1. RSVP Before the Deadline

Wedding invitations include a response card and RSVP date for a reason: The couple needs to give their venue, caterer, cake baker, rental company and other vendors a final guest headcount about two weeks before their day. It takes less than five minutes to RSVP to a wedding invitation, so check it off your to-do list and save the couple a headache by replying as soon as you know you can (or can’t) make it.

2. Give a Wedding Gift They Actually Want

You should buy the couple a wedding gift whether you can make it or not. It’s hard to guess exactly what they want, but the good news is, wedding registries exist to streamline the wedding gift giving (and receiving) process. It’s not a crime to stray from the couple’s registry, but if you do go rogue, tread carefully and know they created that custom wishlist for a reason.
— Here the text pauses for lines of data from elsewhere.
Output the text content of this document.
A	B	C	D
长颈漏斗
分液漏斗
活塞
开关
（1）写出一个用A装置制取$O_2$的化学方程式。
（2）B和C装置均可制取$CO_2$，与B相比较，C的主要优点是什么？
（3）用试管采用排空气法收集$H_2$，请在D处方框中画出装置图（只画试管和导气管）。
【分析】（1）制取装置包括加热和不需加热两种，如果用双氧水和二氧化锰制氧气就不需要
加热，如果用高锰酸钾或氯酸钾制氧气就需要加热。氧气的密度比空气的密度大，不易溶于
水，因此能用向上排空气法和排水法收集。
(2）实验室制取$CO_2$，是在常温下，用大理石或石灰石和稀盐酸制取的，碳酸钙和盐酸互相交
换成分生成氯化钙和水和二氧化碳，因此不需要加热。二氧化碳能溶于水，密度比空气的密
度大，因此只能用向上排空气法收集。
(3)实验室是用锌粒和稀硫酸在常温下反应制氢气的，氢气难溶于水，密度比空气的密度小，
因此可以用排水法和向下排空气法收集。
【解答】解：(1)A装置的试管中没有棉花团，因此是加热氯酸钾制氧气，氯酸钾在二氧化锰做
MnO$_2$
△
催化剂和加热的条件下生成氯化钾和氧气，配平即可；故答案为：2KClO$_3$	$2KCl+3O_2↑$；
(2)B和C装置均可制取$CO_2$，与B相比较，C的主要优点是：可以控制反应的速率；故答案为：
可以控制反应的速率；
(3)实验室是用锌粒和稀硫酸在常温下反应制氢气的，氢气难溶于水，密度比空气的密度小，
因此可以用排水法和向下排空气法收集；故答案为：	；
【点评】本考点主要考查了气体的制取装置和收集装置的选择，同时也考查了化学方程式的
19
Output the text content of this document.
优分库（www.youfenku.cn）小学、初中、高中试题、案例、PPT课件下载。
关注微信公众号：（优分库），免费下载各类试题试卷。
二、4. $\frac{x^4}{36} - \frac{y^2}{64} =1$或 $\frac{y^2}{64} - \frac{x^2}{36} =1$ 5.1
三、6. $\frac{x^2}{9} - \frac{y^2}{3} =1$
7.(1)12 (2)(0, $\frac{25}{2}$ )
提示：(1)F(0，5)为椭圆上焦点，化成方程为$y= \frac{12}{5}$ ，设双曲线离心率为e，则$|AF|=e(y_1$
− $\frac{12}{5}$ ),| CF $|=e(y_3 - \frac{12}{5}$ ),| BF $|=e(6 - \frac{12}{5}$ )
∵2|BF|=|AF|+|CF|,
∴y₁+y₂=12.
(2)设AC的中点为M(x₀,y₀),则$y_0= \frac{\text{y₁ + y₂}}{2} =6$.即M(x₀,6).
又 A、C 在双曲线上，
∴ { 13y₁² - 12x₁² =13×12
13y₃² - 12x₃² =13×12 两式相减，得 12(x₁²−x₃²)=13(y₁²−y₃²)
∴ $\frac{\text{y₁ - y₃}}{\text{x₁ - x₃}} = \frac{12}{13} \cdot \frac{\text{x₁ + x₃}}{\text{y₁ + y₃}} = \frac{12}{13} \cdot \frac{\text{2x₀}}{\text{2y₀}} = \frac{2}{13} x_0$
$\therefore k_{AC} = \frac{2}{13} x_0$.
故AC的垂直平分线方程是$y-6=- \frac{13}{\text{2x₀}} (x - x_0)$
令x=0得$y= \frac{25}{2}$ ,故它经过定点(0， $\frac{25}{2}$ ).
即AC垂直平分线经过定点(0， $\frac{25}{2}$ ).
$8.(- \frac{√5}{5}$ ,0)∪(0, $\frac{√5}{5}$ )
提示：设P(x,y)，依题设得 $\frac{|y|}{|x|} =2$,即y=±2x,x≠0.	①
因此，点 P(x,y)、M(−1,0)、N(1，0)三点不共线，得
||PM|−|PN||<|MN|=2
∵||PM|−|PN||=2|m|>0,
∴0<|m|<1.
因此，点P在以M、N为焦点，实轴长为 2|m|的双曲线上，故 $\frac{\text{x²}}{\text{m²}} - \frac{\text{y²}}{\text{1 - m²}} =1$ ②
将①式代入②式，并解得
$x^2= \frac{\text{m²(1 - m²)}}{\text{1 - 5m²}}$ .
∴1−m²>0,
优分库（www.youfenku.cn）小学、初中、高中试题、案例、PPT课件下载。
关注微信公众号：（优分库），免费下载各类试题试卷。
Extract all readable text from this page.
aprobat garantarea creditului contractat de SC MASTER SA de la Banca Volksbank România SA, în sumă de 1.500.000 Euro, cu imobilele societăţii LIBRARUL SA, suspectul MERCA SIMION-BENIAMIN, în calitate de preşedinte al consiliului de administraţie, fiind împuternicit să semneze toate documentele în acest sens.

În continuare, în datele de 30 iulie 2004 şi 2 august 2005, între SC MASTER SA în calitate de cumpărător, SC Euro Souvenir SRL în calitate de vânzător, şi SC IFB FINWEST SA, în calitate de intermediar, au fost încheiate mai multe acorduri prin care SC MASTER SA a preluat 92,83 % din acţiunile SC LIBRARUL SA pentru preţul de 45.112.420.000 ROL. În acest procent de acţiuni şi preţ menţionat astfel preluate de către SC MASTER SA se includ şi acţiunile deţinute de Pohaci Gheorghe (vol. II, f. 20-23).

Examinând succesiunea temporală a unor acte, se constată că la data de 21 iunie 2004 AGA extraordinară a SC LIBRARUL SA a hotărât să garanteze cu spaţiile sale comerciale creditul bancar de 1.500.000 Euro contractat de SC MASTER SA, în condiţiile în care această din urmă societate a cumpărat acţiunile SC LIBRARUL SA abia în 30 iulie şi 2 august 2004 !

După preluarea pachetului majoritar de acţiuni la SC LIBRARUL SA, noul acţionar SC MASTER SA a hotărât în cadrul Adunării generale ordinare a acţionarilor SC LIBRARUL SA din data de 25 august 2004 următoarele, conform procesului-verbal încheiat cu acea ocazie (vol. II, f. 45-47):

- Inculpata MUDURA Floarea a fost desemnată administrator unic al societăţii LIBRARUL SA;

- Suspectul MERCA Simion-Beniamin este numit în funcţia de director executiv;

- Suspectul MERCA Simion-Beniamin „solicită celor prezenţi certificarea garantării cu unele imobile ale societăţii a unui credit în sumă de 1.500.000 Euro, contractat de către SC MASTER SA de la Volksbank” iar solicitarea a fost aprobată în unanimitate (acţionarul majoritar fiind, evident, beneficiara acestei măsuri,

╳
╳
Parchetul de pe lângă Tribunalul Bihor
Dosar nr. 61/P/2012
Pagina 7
3. Check Out Their Wedding Website

Don’t bug the to-be-weds with questions about dress code or a link to their registry. Instead, head to their wedding website for answers first (their website URL, if they made one, should be printed on their save-the-dates or an invitation insert). Their site will hopefully provide all the info you’re looking for, from wedding guest attire to booking hotel rooms. Still no luck? Ask someone in their family or wedding party for some direction.

4. Never Ask Inappropriate Questions

A wedding, and all the parties leading up to it, is no time to ask awkward or invasive questions. That means no prying into who’s footing the bill, how soon they’re planning to have kids or whether or not you can bring a plus-one if your invite didn’t specify.

5. Don’t Assume You Get a Plus-One

If your invitation is addressed to you “and Guest,” you can bring whoever you want as your date—or opt to fly solo. If your invitation is addressed to you and another person specifically (like your spouse or partner), you can only come with that person. Invitations aren’t like theater tickets: If your specified plus-one can’t attend, you can’t replace them with someone else. If your invitation envelope is addressed to you alone, you aren’t allowed to bring a plus-one—full stop.

6. Follow the Dress Code

If you find wedding guest attire confusing and foreign (what even is black tie optional?), don’t panic. As soon as you find out what the preferred attire is, either on the invitation or the wedding website, a quick internet search will help clarify what to wear based on the specified dress code, season, venue, and more. And, unless the to-be-weds say otherwise, it's always best to avoid wearing white, ivory, cream, or even blush (just in case). A good rule of thumb: If you have to ask someone whether or not it's appropriate, it's probably not.

7. Arrive Early to the Ceremony

Being late to a wedding is a completely avoidable mistake (well, usually). Make sure you budget enough time to get from where you’re staying to the ceremony location between 15 and 30 minutes early. That way you get a good seat and spare everyone the awkwardness of sneak in late and disrupting the vows.

8. Use Social Media Appropriately

In some cases, like if the couple requests an unplugged wedding, this will mean not using social media—or your phone—at all. But the newlyweds might welcome a little social coverage from the crowd, in which case, have fun snapping and posting. Just make sure to follow any specific requests they might have, such as using their wedding hashtag, tagging the venue, or pausing picture-taking until after the ceremony.

9. Don’t Drink Too Much

You know the drill: Enjoy the champagne and signature cocktails, but know the line between celebratory you and too-many-margaritas you.

10. Hit the Dance Floor

Nothing’s worse than a wedding with an empty dance floor—and you definitely don’t want to be the reason for it. But don’t worry if you’re not a huge dancer: You don’t have to break it down all night, but be a good sport and get out there for at least one song.